Passage of Michigan's right-to-work legislation was correctly described by the president as the "right to work for less" bill.
That unions were once again under siege was perhaps no great surprise. In the wake of attempts in Wisconsin and Ohio to repeal collective bargaining rights, and passage of a right-to-work bill in Indiana, labor has been waging in recent years a continual and relentless battle to protect workers' rights.
But this last attack happened in Michigan, the very birthplace of the United Auto Workers and heart of the nation's automobile industry.
If it could happen here, pundits predicted it could happen anywhere — even in New York, where Gov. Andrew Cuomo has been viewed by some observers as a union adversary, pushing controversial bills on everything from tax caps to pensions, and whose austere budgets have resulted in the loss of thousands of public sector jobs.

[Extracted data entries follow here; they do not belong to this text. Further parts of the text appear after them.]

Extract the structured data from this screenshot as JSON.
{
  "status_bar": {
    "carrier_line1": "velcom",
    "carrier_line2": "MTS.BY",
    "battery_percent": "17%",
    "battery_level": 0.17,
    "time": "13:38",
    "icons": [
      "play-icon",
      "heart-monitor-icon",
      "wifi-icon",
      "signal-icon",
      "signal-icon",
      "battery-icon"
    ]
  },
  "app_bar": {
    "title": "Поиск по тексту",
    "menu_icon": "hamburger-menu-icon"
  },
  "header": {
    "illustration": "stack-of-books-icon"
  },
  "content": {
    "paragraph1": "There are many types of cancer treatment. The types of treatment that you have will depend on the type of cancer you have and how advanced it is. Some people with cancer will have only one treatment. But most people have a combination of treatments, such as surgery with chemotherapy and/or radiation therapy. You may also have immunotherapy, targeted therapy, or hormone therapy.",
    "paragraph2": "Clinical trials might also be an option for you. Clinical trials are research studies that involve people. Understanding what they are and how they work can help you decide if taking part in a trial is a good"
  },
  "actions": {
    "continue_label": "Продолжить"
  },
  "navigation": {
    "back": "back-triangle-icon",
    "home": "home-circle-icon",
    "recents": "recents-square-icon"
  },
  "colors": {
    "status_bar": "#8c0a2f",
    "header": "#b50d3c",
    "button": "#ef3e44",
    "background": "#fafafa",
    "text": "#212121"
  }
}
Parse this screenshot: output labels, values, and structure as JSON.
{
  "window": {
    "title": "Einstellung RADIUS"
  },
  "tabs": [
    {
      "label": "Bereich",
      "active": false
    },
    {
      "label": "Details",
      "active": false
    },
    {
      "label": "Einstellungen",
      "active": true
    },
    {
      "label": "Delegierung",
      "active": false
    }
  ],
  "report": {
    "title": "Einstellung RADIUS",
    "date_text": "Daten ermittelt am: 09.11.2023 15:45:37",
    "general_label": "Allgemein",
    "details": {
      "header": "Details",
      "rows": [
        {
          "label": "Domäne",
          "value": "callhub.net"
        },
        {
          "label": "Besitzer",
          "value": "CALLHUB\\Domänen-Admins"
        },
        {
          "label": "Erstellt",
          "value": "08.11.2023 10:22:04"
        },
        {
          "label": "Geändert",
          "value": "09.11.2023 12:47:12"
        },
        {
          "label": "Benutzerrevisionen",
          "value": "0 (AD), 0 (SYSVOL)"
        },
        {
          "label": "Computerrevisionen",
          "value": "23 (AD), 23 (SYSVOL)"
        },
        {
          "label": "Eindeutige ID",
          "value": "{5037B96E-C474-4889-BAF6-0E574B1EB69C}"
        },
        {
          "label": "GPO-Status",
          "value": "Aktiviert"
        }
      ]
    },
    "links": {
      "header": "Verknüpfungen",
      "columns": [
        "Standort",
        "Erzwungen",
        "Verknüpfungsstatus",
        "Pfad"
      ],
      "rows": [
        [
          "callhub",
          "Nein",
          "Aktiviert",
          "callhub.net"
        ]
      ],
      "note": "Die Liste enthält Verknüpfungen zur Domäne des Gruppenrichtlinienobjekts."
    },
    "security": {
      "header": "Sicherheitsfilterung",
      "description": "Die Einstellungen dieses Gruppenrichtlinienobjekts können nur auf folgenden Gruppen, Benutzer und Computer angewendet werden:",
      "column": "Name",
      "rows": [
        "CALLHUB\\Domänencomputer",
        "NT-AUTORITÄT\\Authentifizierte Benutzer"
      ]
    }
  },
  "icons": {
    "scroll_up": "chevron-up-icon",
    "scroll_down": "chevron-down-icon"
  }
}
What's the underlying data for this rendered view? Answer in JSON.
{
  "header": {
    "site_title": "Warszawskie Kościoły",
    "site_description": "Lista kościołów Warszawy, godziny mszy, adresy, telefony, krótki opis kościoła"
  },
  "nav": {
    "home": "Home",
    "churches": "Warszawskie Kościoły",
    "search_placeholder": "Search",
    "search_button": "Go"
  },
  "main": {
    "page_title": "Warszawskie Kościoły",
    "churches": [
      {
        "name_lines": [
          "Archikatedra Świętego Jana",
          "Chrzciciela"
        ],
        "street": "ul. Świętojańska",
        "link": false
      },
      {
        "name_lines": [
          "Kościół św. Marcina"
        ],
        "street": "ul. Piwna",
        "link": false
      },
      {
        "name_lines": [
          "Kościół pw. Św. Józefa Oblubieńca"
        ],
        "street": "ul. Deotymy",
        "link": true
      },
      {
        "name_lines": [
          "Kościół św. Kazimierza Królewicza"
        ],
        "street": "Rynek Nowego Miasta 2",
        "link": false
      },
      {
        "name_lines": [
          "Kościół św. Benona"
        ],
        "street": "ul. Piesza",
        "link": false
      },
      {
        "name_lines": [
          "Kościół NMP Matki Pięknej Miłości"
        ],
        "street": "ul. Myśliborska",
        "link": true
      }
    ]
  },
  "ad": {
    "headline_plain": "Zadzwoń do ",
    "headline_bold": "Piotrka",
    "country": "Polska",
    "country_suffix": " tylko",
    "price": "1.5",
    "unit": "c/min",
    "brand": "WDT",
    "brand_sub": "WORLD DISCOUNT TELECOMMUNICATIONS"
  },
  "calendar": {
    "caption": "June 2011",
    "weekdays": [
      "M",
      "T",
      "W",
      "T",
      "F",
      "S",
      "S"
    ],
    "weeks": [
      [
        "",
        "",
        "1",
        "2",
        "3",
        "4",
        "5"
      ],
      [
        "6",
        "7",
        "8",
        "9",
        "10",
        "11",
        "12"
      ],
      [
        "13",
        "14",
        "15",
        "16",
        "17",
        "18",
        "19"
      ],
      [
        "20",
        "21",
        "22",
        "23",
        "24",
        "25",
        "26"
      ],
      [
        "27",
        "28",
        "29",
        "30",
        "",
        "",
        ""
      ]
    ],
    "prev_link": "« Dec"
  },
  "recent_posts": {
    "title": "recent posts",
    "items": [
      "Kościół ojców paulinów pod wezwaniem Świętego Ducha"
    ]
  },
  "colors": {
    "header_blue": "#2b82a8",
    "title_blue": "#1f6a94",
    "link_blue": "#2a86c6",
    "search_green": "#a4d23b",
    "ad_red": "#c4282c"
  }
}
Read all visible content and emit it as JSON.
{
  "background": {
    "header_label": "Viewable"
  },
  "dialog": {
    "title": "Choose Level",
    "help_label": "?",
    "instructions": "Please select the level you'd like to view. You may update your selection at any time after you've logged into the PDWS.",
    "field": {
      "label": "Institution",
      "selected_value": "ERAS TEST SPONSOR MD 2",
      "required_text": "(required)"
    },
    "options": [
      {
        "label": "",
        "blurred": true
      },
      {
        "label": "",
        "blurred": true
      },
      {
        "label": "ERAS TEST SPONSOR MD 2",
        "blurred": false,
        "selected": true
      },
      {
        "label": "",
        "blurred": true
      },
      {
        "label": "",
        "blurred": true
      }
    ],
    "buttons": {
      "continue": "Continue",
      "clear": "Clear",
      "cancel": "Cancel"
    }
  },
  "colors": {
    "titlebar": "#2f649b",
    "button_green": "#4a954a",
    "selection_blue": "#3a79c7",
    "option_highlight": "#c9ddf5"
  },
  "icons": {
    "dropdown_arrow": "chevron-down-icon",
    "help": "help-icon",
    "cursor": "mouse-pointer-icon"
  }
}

"I was surprised more on a political level than anything else," said Cuomo the day after Michigan Gov. Rick Snyder signed the right-to-work bill into law.
Making his comments on Albany's Talk 1300 AM's "Live from the State Capitol" radio show, Cuomo said the "labor movement is a source of progressive reform. It builds the middle class. It protects workers. I understand the downside to paying dues, but I think it's overwhelmed by the upside."
When asked by host Fred Dicker if he would ever support right-to-work legislation in New York, Cuomo said simply, "Nope."
Cuomo's comments coincide with what many observers, in the wake of the governor's State of the State address, have characterized as a shift to a more "progressive agenda."
NYSUT President Dick Iannuzzi said the governor's comments on the labor movement and opposition to a right-to-work law in New York are welcome, yet the work that lies ahead for the state's labor movement is significant.
"It is reassuring to hear the governor say in no uncertain terms that he would oppose right-to-work legislation in New York," Iannuzzi said.
"As unionists we must remain vigilant — not only to protect our professions and our livelihoods, but to protect the rights of every worker to access the union movement as the path to security and the middle class.
"Unions must remain strong," Iannuzzi stressed, "in order to continue to be the voice of equity and fairness for all who seek the American Dream."
Labor leaders in Michigan are hoping to collect enough signatures so voters can have their say on the legislation.
And nationally, unions are gearing up to target and unseat governors who, like Snyder, are viewed as anti-union.